Missouri Law Review Hosts Successful Symposium on New York Times v. Sullivan

By Anna Sago

On March 10, Mizzou Law and the School of Journalism had the honor of welcoming back former dean and renowned media law scholar Lyrissa Lidsky, alongside nine other panelists, for a Missouri Law Review Symposium about the future of New York Times v. Sullivan.

This symposium, which comes less than a year after the landmark decision to overturn Roe v. Wade, was organized to discuss opinions authored by Justices Thomas and Gorsuch that expressed interest in re-examining the precedent set by Sullivan, which created a higher standard for public officials to bring libel suits against members of the press.

Three panels were held: a law panel, a journalism panel, and a social media panel. Panelists featured experts in both law and journalism, including renowned media lawyers, professors and experienced journalists. Each panel debated on the future of the actual malice standard, section 230 and the legal definitions of journalist and public figure.

former dean lyrissa lidsky speaks at the symposiumProfessor Lidsky, the keynote speaker for the event, presented on her role as co-reporter on the Restatement of Defamation and Privacy. This treatise, when finished, will be referenced as a comprehensive “update” on the state of defamation law, including the modern application of the decision in Sullivan.

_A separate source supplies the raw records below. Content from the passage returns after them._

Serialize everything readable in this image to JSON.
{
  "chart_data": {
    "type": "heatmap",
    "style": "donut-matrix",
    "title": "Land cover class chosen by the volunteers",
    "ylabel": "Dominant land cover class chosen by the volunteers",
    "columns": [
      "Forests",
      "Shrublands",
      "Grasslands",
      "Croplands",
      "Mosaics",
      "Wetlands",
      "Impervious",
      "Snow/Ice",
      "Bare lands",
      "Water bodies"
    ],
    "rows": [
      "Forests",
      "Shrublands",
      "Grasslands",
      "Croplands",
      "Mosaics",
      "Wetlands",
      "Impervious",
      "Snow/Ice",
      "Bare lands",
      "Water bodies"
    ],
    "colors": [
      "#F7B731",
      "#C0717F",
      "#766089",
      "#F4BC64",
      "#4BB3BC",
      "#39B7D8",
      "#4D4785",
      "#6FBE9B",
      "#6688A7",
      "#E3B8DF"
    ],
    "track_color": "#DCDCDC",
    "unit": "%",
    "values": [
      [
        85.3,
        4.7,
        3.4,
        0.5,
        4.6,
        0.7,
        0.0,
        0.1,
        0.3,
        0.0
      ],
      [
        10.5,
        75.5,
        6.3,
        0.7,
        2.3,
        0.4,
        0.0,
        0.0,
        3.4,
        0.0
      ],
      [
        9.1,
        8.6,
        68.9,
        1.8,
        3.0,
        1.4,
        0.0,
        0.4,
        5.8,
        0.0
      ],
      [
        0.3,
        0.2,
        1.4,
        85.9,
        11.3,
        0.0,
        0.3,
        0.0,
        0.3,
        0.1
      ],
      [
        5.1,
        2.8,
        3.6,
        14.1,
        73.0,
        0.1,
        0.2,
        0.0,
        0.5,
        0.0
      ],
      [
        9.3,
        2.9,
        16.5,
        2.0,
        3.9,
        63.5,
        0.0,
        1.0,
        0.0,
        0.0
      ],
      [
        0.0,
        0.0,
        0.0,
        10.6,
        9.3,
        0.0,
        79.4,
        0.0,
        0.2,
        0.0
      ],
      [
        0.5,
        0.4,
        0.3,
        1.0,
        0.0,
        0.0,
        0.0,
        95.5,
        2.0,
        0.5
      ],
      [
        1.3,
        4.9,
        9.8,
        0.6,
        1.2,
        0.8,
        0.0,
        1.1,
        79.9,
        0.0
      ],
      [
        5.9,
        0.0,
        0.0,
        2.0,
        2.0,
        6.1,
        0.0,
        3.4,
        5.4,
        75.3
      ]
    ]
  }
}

The symposium featured light breakfast and refreshments as well as an independent lunch hour in downtown Columbia. It was held in the Smith Forum room in the journalism complex. The room was full, with a mix of professional journalists and lawyers as well as students and professors from the law and journalism schools alike.

The law school also hosted a live stream on Facebook for those who could not attend in person. That livestream is archived here for those who wish to rewatch the symposium.

Mizzou Law looks forward to continuing to engage the community in conversations about important legal topics, collaborating with other University schools and institutions, and of course, welcoming back valued former faculty.